Quelles sont vos fonctions actuelles ?

Guillaume Pike : Je suis actuellement Médiateur de Ressources et services en charge de la formation pour Réseau Canopé.

Quelles ont été les grandes étapes de votre parcours professionnel ?

Guillaume Pike : À bientôt 40 ans, je considère mon parcours professionnel comme un voyage dans le champ de l’action éducative. Éducateur spécialisé de formation, j’ai travaillé durant toute ma carrière auprès de l'enfance en difficulté. C'est en 2009 que je rentre dans la fonction publique auprès du ministère de la Justice pour la protection judiciaire de la jeunesse.
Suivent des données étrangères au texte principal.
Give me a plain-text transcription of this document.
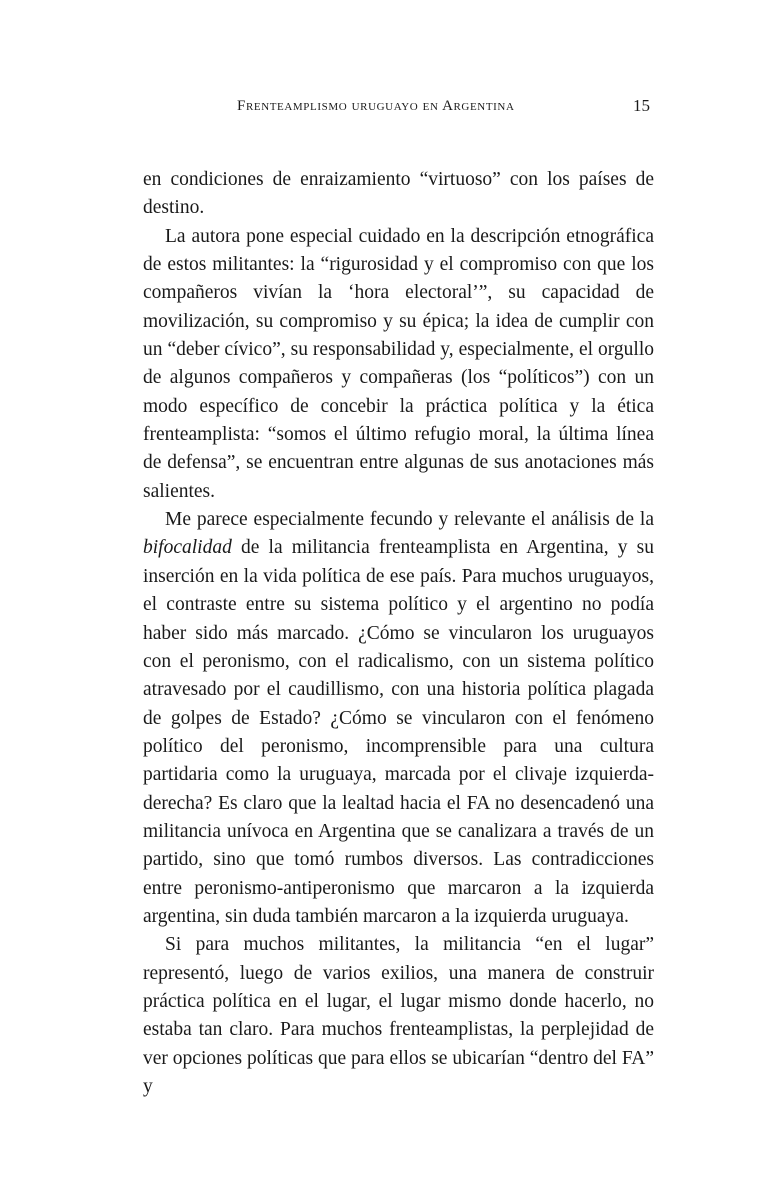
Frenteamplismo uruguayo en Argentina	15

en condiciones de enraizamiento “virtuoso” con los países de destino.

La autora pone especial cuidado en la descripción etnográfica de estos militantes: la “rigurosidad y el compromiso con que los compañeros vivían la ‘hora electoral’”, su capacidad de movilización, su compromiso y su épica; la idea de cumplir con un “deber cívico”, su responsabilidad y, especialmente, el orgullo de algunos compañeros y compañeras (los “políticos”) con un modo específico de concebir la práctica política y la ética frenteamplista: “somos el último refugio moral, la última línea de defensa”, se encuentran entre algunas de sus anotaciones más salientes.

Me parece especialmente fecundo y relevante el análisis de la bifocalidad de la militancia frenteamplista en Argentina, y su inserción en la vida política de ese país. Para muchos uruguayos, el contraste entre su sistema político y el argentino no podía haber sido más marcado. ¿Cómo se vincularon los uruguayos con el peronismo, con el radicalismo, con un sistema político atravesado por el caudillismo, con una historia política plagada de golpes de Estado? ¿Cómo se vincularon con el fenómeno político del peronismo, incomprensible para una cultura partidaria como la uruguaya, marcada por el clivaje izquierda-derecha? Es claro que la lealtad hacia el FA no desencadenó una militancia unívoca en Argentina que se canalizara a través de un partido, sino que tomó rumbos diversos. Las contradicciones entre peronismo-antiperonismo que marcaron a la izquierda argentina, sin duda también marcaron a la izquierda uruguaya.

Si para muchos militantes, la militancia “en el lugar” representó, luego de varios exilios, una manera de construir práctica política en el lugar, el lugar mismo donde hacerlo, no estaba tan claro. Para muchos frenteamplistas, la perplejidad de ver opciones políticas que para ellos se ubicarían “dentro del FA” y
En 2012, je m’oriente vers les métiers de l'encadrement en devenant responsable éducatif enfance pour le département de la Loire.

En 2015, je rejoins la ville de Chasse-sur-Rhône en tant que directeur de l'éducation. Attaché à la qualité des échanges professionnels issus de réseaux, je découvre l'ANDEV (Association nationale des Directeurs de l’Éducation de Villes et des collectivités territoriales). Conscient de la valeur ajoutée que ce réseau apporte à la réalisation de mes missions, je décide alors de m’y investir et de reprendre le flambeau de l'animation du réseau Auvergne-Rhône Alpes fin 2016. En 2018, je m’investis dans l'organisation du congrès de Saint-Étienne. Aujourd’hui, je suis membre du Conseil d’administration avec une mission de développement des partenariats.

Formateur vacataire depuis 10 ans pour différents organismes de formation, je m’intéresse notamment aux questions d’impacts qu’une formation peut avoir sur les regards, les pratiques des professionnels. C’est pour cela que je suis aujourd'hui devenu médiateur formation pour le réseau Canopé de l'atelier de Saint-Étienne.

L’occasion d’intégrer cet opérateur de l’Éducation nationale a été une opportunité de « passer » de l’autre côté ! Quand on parle d’éducation en France, notre premier réflexe est de parler de l’Éducation nationale. C’est normal puisque le temps de l’enfant, demeure une fonction régalienne de l’État, or, les collectivités territoriales, l’éducation spécialisée et populaire sont également des partenaires éducatifs importants.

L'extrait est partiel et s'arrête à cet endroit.